I think the first time I truly came to pay attention to this song was when Mom, my Seminary teacher for the Doctrine & Covenants/Church History year, asked me to play this for our opening hymn. 6/8? 3 flats? Unfamiliar rhythm? Yes, it stood out in memory quite well. Aside from its name doing so, and the rhyming being just slightly off because of word pronunciation. A couple of years later we college students sang this on the bus as we pulled out of Nauvoo on another Travel Study trip--this time one of our stops being Adam-ondi-Ahman itself. And then almost a decade later, my baby brother and his friends sang this as an a cappella quartet at their Seminary graduation. Over that 12 year span, I noticed this song more often. I have the tune memorized as well as various phrases from the first verse. Written by our Brother Phelps, it refers to the place where Adam dwelled, and talks of Enoch's Zion (as Brother Phelps did in Hymn #48), and looks forward to the glorious second coming when life on earth can be as it was in Adam-ondi-Ahman.
From the history book
The previous hymn's history had mentioned that the word Adam-ondi-Ahman was carried over from the pure Adamic language into English, one that we haven't been given a revealed, literal translation for--all this as defined by Bruce R. McConkie. Elder McConkie actually used all 4 verses of this hymn in his definition of it in Mormon Doctrine. He also went on to talk about the great spiritual gathering that occurred there 5,000 years ago where remnants of the altar that Adam offered sacrifice remained through the years; I have seen those remnants myself.

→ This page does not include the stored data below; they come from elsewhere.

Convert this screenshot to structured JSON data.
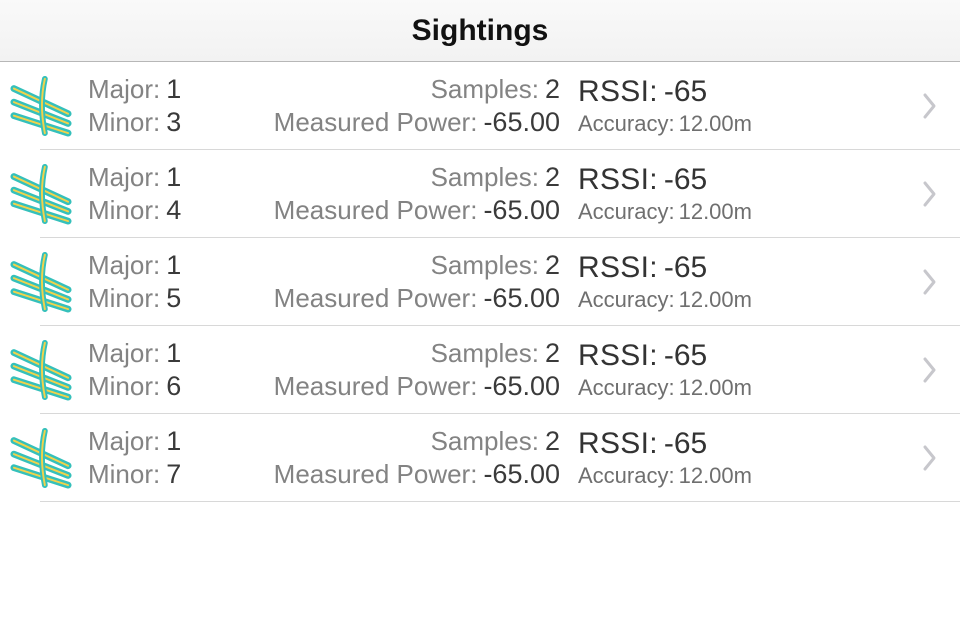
{
  "header": {
    "title": "Sightings"
  },
  "labels": {
    "major": "Major:",
    "minor": "Minor:",
    "samples": "Samples:",
    "measured_power": "Measured Power:",
    "rssi": "RSSI:",
    "accuracy": "Accuracy:"
  },
  "colors": {
    "icon_teal": "#35c0bb",
    "icon_yellow": "#f2d24a",
    "muted": "#838383",
    "text": "#333333",
    "divider": "#d8d8d8",
    "chevron": "#c7c7cc"
  },
  "rows": [
    {
      "major": "1",
      "minor": "3",
      "samples": "2",
      "measured_power": "-65.00",
      "rssi": "-65",
      "accuracy": "12.00m"
    },
    {
      "major": "1",
      "minor": "4",
      "samples": "2",
      "measured_power": "-65.00",
      "rssi": "-65",
      "accuracy": "12.00m"
    },
    {
      "major": "1",
      "minor": "5",
      "samples": "2",
      "measured_power": "-65.00",
      "rssi": "-65",
      "accuracy": "12.00m"
    },
    {
      "major": "1",
      "minor": "6",
      "samples": "2",
      "measured_power": "-65.00",
      "rssi": "-65",
      "accuracy": "12.00m"
    },
    {
      "major": "1",
      "minor": "7",
      "samples": "2",
      "measured_power": "-65.00",
      "rssi": "-65",
      "accuracy": "12.00m"
    }
  ]
}
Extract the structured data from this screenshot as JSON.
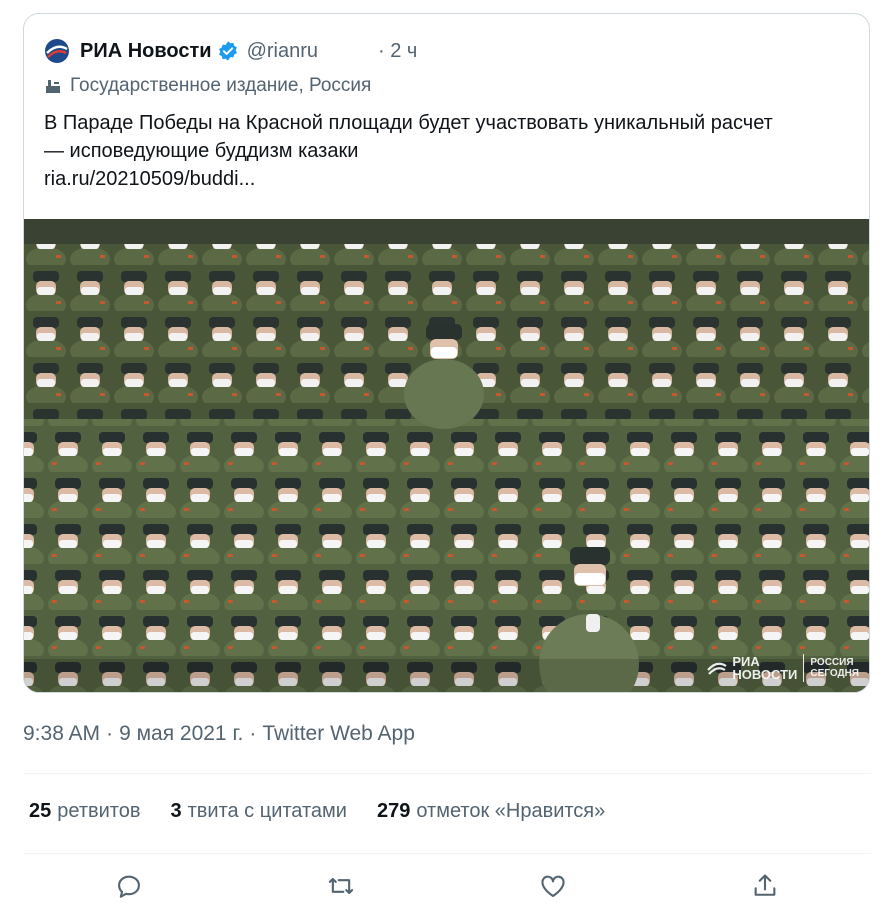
{
  "tweet": {
    "author_name": "РИА Новости",
    "handle": "@rianru",
    "time_ago": "· 2 ч",
    "label": "Государственное издание, Россия",
    "text_lines": [
      "В Параде Победы на Красной площади будет участвовать уникальный расчет",
      "— исповедующие буддизм казаки",
      "ria.ru/20210509/buddi..."
    ],
    "image_watermark": {
      "main": "РИА",
      "main2": "НОВОСТИ",
      "sub1": "РОССИЯ",
      "sub2": "СЕГОДНЯ"
    }
  },
  "meta": {
    "time": "9:38 AM",
    "date": "9 мая 2021 г.",
    "source": "Twitter Web App",
    "sep": "·"
  },
  "stats": {
    "retweets_count": "25",
    "retweets_label": "ретвитов",
    "quotes_count": "3",
    "quotes_label": "твита с цитатами",
    "likes_count": "279",
    "likes_label": "отметок «Нравится»"
  },
  "actions": [
    "reply-icon",
    "retweet-icon",
    "like-icon",
    "share-icon"
  ],
  "colors": {
    "text": "#0f1419",
    "secondary": "#536471",
    "verified": "#1d9bf0",
    "border": "#cfd9de"
  }
}
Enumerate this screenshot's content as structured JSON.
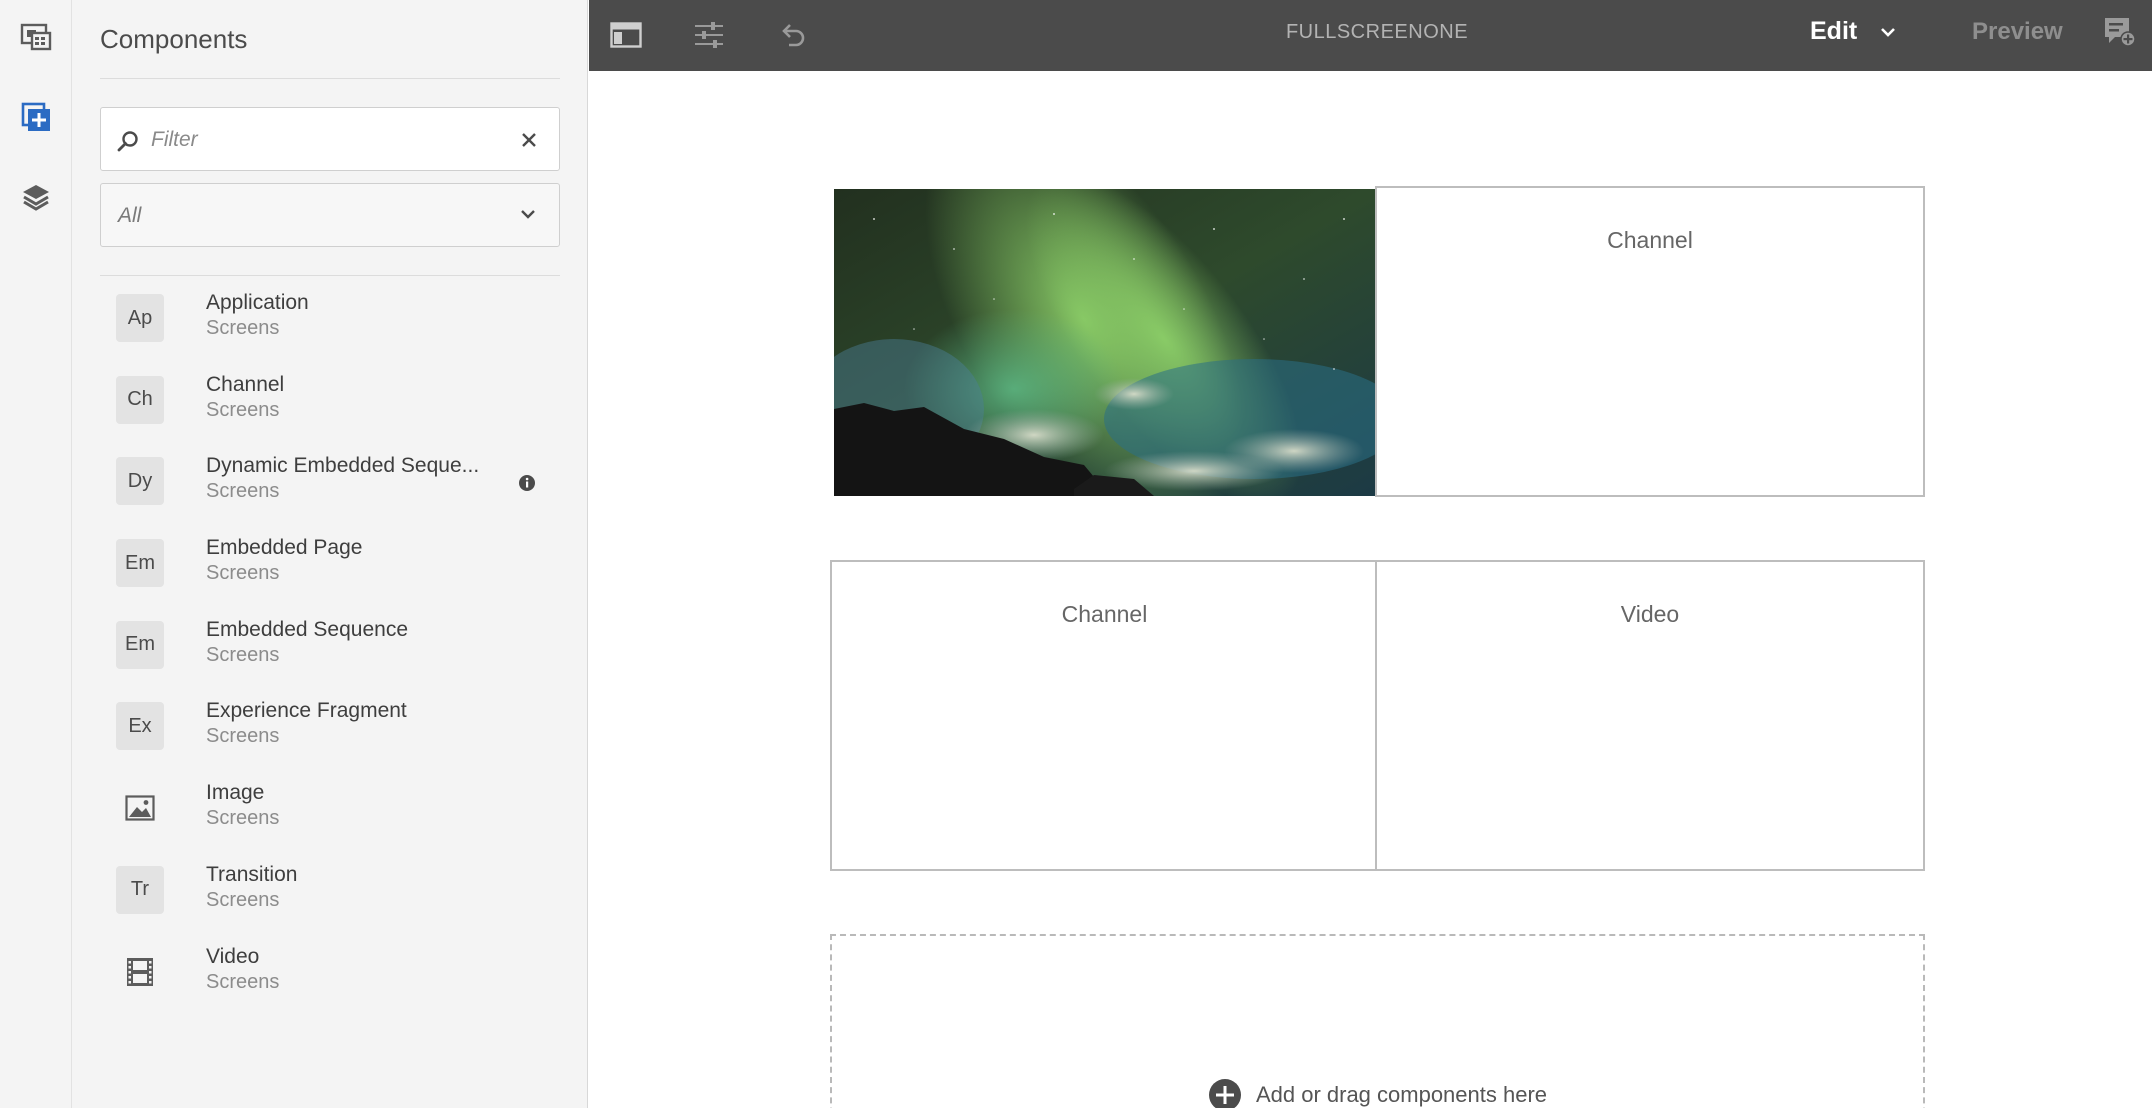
{
  "rail": {
    "items": [
      {
        "icon": "screens-icon"
      },
      {
        "icon": "add-component-icon"
      },
      {
        "icon": "layers-icon"
      }
    ]
  },
  "panel": {
    "title": "Components",
    "filter": {
      "placeholder": "Filter",
      "value": ""
    },
    "group_select": {
      "value": "All"
    },
    "components": [
      {
        "badge": "Ap",
        "name": "Application",
        "group": "Screens"
      },
      {
        "badge": "Ch",
        "name": "Channel",
        "group": "Screens"
      },
      {
        "badge": "Dy",
        "name": "Dynamic Embedded Seque...",
        "group": "Screens",
        "info": true
      },
      {
        "badge": "Em",
        "name": "Embedded Page",
        "group": "Screens"
      },
      {
        "badge": "Em",
        "name": "Embedded Sequence",
        "group": "Screens"
      },
      {
        "badge": "Ex",
        "name": "Experience Fragment",
        "group": "Screens"
      },
      {
        "badge": "",
        "icon": "image-icon",
        "name": "Image",
        "group": "Screens"
      },
      {
        "badge": "Tr",
        "name": "Transition",
        "group": "Screens"
      },
      {
        "badge": "",
        "icon": "film-icon",
        "name": "Video",
        "group": "Screens"
      }
    ]
  },
  "toolbar": {
    "page_name": "FULLSCREENONE",
    "mode": "Edit",
    "preview": "Preview",
    "colors": {
      "background": "#4b4b4b",
      "mode_text": "#ffffff",
      "muted_text": "#8e8e8e"
    }
  },
  "canvas": {
    "image_cell": {
      "alt": "aurora-image"
    },
    "cells": [
      {
        "label": "Channel"
      },
      {
        "label": "Channel"
      },
      {
        "label": "Video"
      }
    ],
    "dropzone": {
      "text": "Add or drag components here"
    }
  }
}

And he mentioned how in 1838 Joseph Smith and other brethren visited that place, called Spring Hill, and that the Prophet prophesied of the council that would take place again in preparation for Christ to reign personally on the earth (verse 4 of the hymn referencing that even though this hymn was written before the Prophet taught that on Spring Hill). The hymn inplies that the City of Enoch was in this spot as well. I don't know if there is any scriptural or revelatory evidence on that, but even if it wasn't in the same spot, the same thing of the people walking with God happened in the City of Enoch as it did when Adam dwelt there and walked with God.
This hymn was sung at the Kirtland Temple dedication in 1836, meaning 3 of Brother Phelps' hymns were sung there. And the book mentions the 3 slight changes to text compared to the original printing in the 1835 hymnal. One of them makes me laugh, because it took away one of Brother Phelps' attempts to make the rhyming work better. One was changing old to all. And the other was calling the hymn by its current title, rather than its first line as it had been in previous hymnals.